By Charlotte Greenfield
WELLINGTON (Reuters) – New Zealand’s government said on Thursday it would spend around NZ$2 billion ($1.42 billion) rebuilding road and railway links to the tourist resort of Kaikoura, after the South Island’s main transport artery was wiped out in a deadly earthquake last month.
Tour operators and hotels in Kaikoura have said they are struggling to survive as blocked roads keep would-be visitors from using the town of 2,000 as a base for trips to watch whales, dolphins and seals.
The government plans to pass rules to speed up road repair, but it will still take 12 months to get limited access along the coastal road, transport minister Simon Bridges said in an emailed statement.
He added that the government was committed to getting the region “back on its feet”.
Kaikoura is at the forefront of fallout from the Nov. 14 quake, which New Zealand’s central bank has initially estimated will cost the NZ$250 billion economy up to NZ$8 billion.

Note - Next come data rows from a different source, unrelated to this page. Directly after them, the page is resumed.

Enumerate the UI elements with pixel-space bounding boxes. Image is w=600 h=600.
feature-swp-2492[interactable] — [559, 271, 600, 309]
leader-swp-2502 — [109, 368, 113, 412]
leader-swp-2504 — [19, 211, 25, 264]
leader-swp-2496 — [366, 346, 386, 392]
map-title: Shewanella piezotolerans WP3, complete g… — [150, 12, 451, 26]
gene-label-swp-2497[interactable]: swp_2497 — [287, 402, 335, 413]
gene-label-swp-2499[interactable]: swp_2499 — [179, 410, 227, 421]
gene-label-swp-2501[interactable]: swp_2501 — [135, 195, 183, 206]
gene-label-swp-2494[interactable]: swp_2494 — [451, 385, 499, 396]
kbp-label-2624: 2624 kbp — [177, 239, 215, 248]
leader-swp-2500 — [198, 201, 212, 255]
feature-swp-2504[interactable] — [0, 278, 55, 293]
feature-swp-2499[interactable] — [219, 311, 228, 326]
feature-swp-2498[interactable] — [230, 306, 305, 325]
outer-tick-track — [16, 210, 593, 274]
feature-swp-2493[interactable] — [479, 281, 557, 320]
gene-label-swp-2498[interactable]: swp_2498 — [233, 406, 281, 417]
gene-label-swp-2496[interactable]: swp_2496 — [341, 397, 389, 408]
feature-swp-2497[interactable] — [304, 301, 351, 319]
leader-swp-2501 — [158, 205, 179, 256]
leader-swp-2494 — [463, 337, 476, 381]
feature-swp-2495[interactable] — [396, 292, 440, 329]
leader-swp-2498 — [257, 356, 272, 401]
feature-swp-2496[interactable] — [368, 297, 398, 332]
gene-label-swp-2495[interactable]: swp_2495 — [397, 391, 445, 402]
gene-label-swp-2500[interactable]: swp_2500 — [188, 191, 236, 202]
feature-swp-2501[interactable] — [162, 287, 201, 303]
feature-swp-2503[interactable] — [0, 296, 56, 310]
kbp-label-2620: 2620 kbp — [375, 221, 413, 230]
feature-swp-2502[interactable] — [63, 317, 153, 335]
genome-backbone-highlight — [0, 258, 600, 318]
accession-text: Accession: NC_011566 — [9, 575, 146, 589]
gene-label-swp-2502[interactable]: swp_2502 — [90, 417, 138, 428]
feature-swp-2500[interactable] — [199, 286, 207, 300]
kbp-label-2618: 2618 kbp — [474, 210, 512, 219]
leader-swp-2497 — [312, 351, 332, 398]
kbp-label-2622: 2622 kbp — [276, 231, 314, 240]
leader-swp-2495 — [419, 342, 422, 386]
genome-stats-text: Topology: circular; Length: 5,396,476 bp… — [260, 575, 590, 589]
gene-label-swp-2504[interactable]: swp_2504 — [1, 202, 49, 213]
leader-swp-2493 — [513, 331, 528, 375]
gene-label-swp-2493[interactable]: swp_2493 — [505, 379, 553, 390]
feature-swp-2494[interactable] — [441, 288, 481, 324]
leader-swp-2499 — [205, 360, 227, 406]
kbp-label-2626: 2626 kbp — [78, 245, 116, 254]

Alternative emergency routes have been set up to provide residents access to and from the town.
The government also said on Thursday that it would provide NZ$5 million to repair Kaikoura’s harbor so fishing and whale watching vessels could access the land more easily.
The seabed had risen up to 2 meters during the quake, meaning tourist boats could only reach the shore for two hours a day during high tide and fishing vessels were completely cut off.
The government has also been forced to slash its 2016/17 budget surplus estimate by more than a third to NZ$473 million due to costs related to the quake.